Di RS Marzoeki Mahdi disediakan beragam layanan medis dan tersedia fasilitas pendukung untuk mereka yang terganggu kesehatan mentalnya setelah gagal dalam kontestasi politik. Sedih dan kecewa boleh saja, namun jangan berlarut-larut. Harus bisa menerima kenyataan dan segera bangkit, meski gagal pileg dunia belum kiamat. “Saya adalah contoh caleg yang gagal. Saat saya maju sebagai caleg periode kedua (2014) setelah selesai tugas di DPR RI periode pertama (2009-2014). Tapi apa daya di saat menjelang pencoblosan saya mengalami kampanye hitam. Ujungnya bisa ditebak, saya gagal,” ujar Nova Riyanti Yusuf kepada Edy Suherli, Bambang Eros, dan Irfan Medianto saat bertandang ke kantor VOI jalan Tanah Abang III 23A Jakarta Pusat belum lama berselang. Inilah petikannya.

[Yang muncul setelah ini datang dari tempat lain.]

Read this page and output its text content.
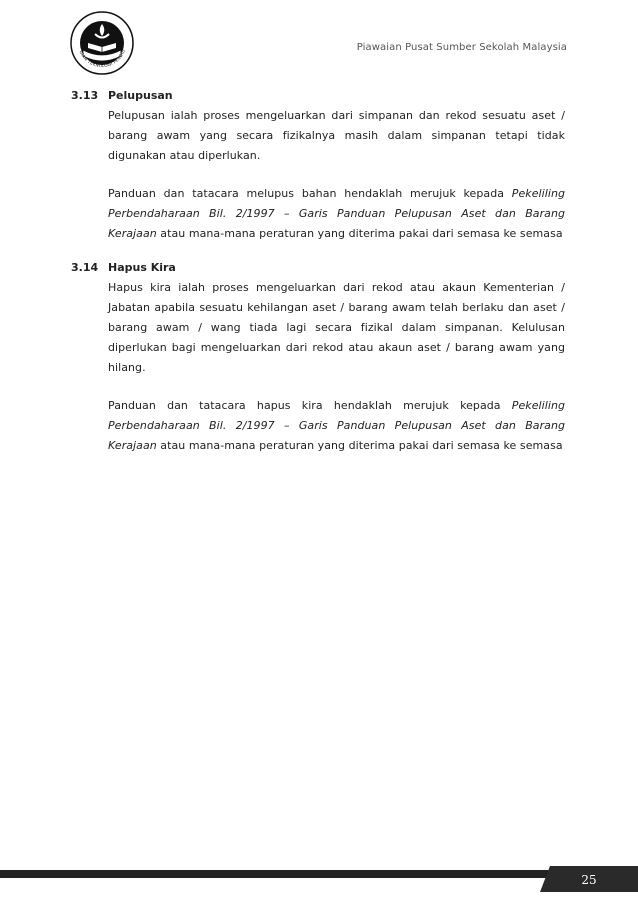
GIAN TEKNOLOGI PENDID	Piawaian Pusat Sumber Sekolah Malaysia
3.13 Pelupusan
Pelupusan ialah proses mengeluarkan dari simpanan dan rekod sesuatu aset / barang awam yang secara fizikalnya masih dalam simpanan tetapi tidak digunakan atau diperlukan.
Panduan dan tatacara melupus bahan hendaklah merujuk kepada Pekeliling Perbendaharaan Bil. 2/1997 – Garis Panduan Pelupusan Aset dan Barang Kerajaan atau mana-mana peraturan yang diterima pakai dari semasa ke semasa
3.14 Hapus Kira
Hapus kira ialah proses mengeluarkan dari rekod atau akaun Kementerian / Jabatan apabila sesuatu kehilangan aset / barang awam telah berlaku dan aset / barang awam / wang tiada lagi secara fizikal dalam simpanan. Kelulusan diperlukan bagi mengeluarkan dari rekod atau akaun aset / barang awam yang hilang.
Panduan dan tatacara hapus kira hendaklah merujuk kepada Pekeliling Perbendaharaan Bil. 2/1997 – Garis Panduan Pelupusan Aset dan Barang Kerajaan atau mana-mana peraturan yang diterima pakai dari semasa ke semasa
25
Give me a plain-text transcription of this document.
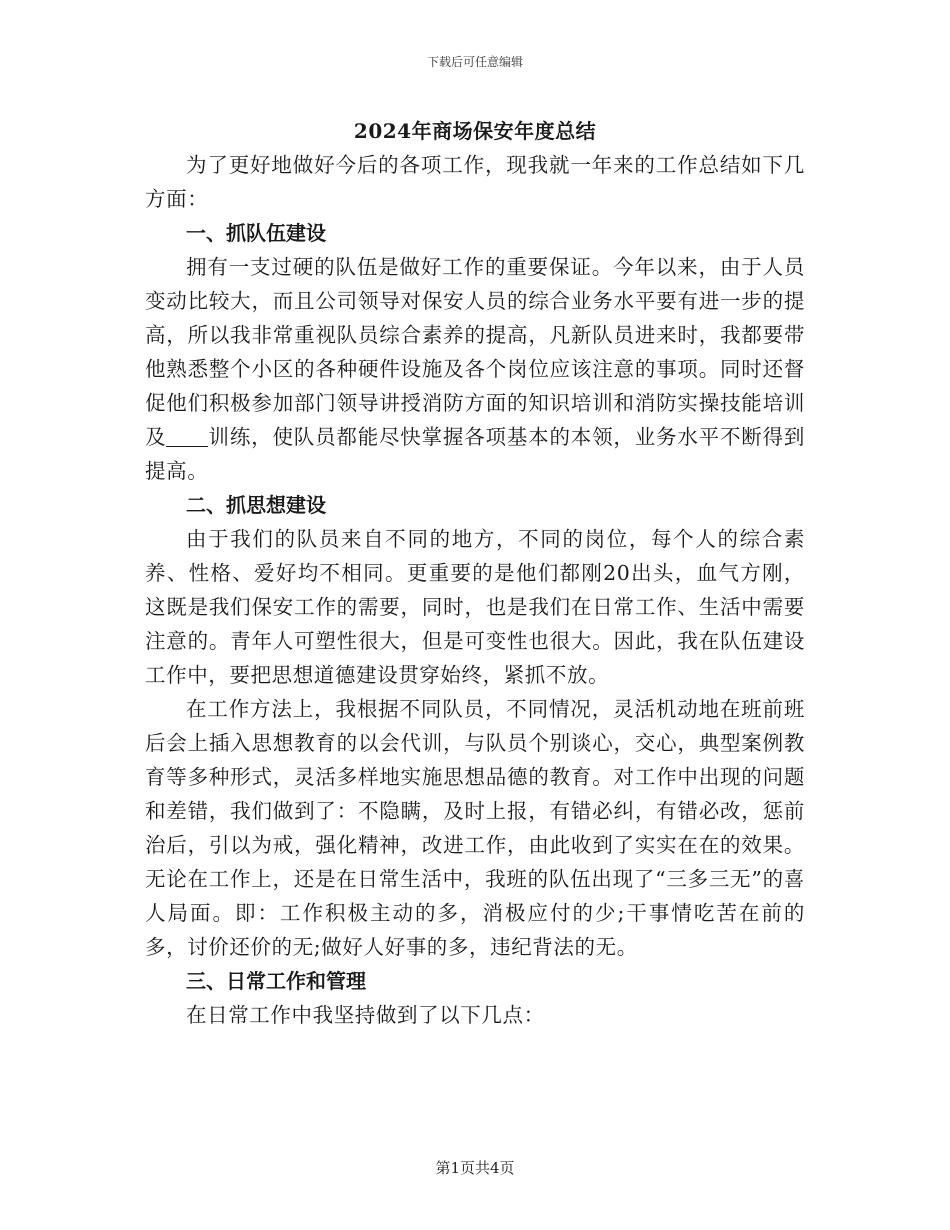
下载后可任意编辑
2024年商场保安年度总结

为了更好地做好今后的各项工作，现我就一年来的工作总结如下几方面：

一、抓队伍建设

拥有一支过硬的队伍是做好工作的重要保证。今年以来，由于人员变动比较大，而且公司领导对保安人员的综合业务水平要有进一步的提高，所以我非常重视队员综合素养的提高，凡新队员进来时，我都要带他熟悉整个小区的各种硬件设施及各个岗位应该注意的事项。同时还督促他们积极参加部门领导讲授消防方面的知识培训和消防实操技能培训及 训练，使队员都能尽快掌握各项基本的本领，业务水平不断得到提高。

二、抓思想建设

由于我们的队员来自不同的地方，不同的岗位，每个人的综合素养、性格、爱好均不相同。更重要的是他们都刚20出头，血气方刚，这既是我们保安工作的需要，同时，也是我们在日常工作、生活中需要注意的。青年人可塑性很大，但是可变性也很大。因此，我在队伍建设工作中，要把思想道德建设贯穿始终，紧抓不放。

在工作方法上，我根据不同队员，不同情况，灵活机动地在班前班后会上插入思想教育的以会代训，与队员个别谈心，交心，典型案例教育等多种形式，灵活多样地实施思想品德的教育。对工作中出现的问题和差错，我们做到了：不隐瞒，及时上报，有错必纠，有错必改，惩前治后，引以为戒，强化精神，改进工作，由此收到了实实在在的效果。无论在工作上，还是在日常生活中，我班的队伍出现了“三多三无”的喜人局面。即：工作积极主动的多，消极应付的少;干事情吃苦在前的多，讨价还价的无;做好人好事的多，违纪背法的无。

三、日常工作和管理

在日常工作中我坚持做到了以下几点：

第1页共4页
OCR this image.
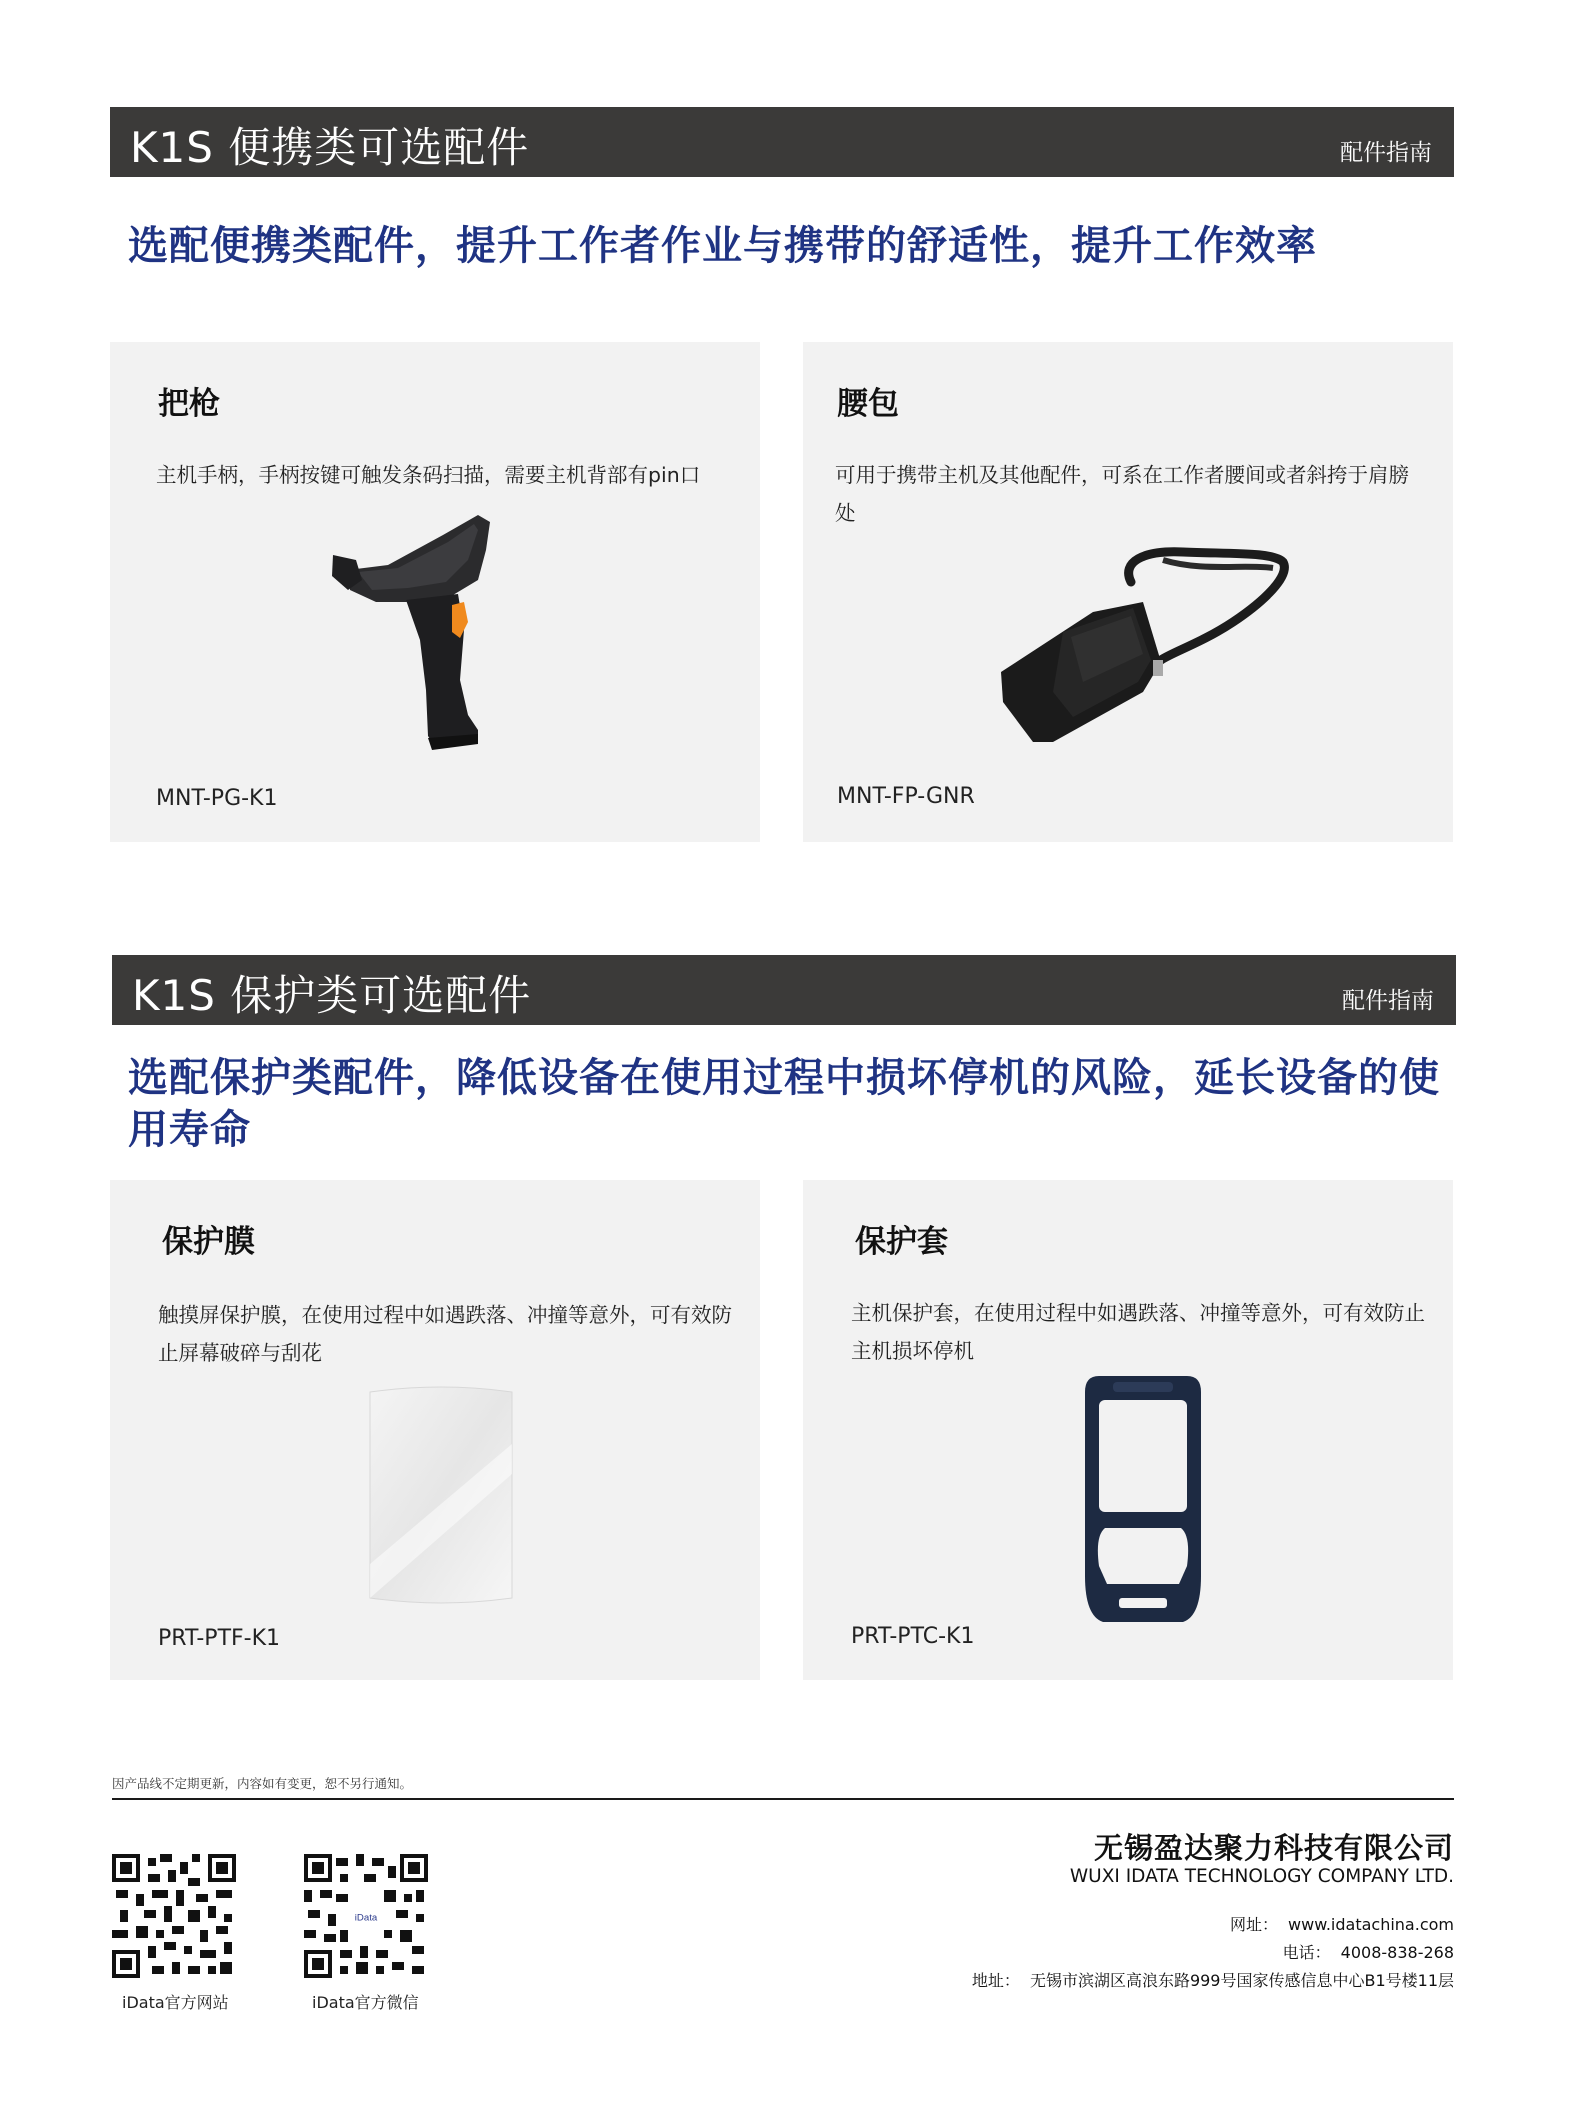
K1S 便携类可选配件	配件指南
选配便携类配件，提升工作者作业与携带的舒适性，提升工作效率
把枪
主机手柄，手柄按键可触发条码扫描，需要主机背部有pin口
MNT-PG-K1
腰包
可用于携带主机及其他配件，可系在工作者腰间或者斜挎于肩膀处
MNT-FP-GNR
K1S 保护类可选配件	配件指南
选配保护类配件，降低设备在使用过程中损坏停机的风险，延长设备的使用寿命
保护膜
触摸屏保护膜，在使用过程中如遇跌落、冲撞等意外，可有效防止屏幕破碎与刮花
PRT-PTF-K1
保护套
主机保护套，在使用过程中如遇跌落、冲撞等意外，可有效防止主机损坏停机
PRT-PTC-K1
因产品线不定期更新，内容如有变更，恕不另行通知。
iData官方网站
iData
iData官方微信
无锡盈达聚力科技有限公司
WUXI IDATA TECHNOLOGY COMPANY LTD.
网址： www.idatachina.com
电话： 4008-838-268
地址： 无锡市滨湖区高浪东路999号国家传感信息中心B1号楼11层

Pileg dan pilpres sudah selesai diselenggarakan secara umum bagaimana Anda melihat keseruan pemilu kali ini?
Sebelum pemilu 2024 ini digelar saya sudah melakukan pengamatan saat masih menjadi ketua organisasi profesi dokter spesialis jiwa di DKI Jakarta. Kami melakukan pengamatan di Jakarta pasca pilgub 2019. Yang menarik ada kemiripan dengan pemilu di Amerika saat Donald Trump terpilih. Setelah itu asosiasi psikolog di sana melakukan penelitian. Mereka ingin mengetahui kondisi kesehatan jiwa pendukung Partai Republik dan Partai Demokrat. Hasilnya pendukung Partai Republik ternyata lebih tinggi tingkat kecemasannya. Untuk lingkup Jakarta saya melakukan penelitian dengan pihak Selasar. Saat itu ada isu segregasi, primordialisme, politik identitas, dll. Ternyata tingkat kecemasan user Selasar sebagai platform media sosial juga cukup tinggi ketika dihubungkan dengan pemberitaan seputar pilgub DKI.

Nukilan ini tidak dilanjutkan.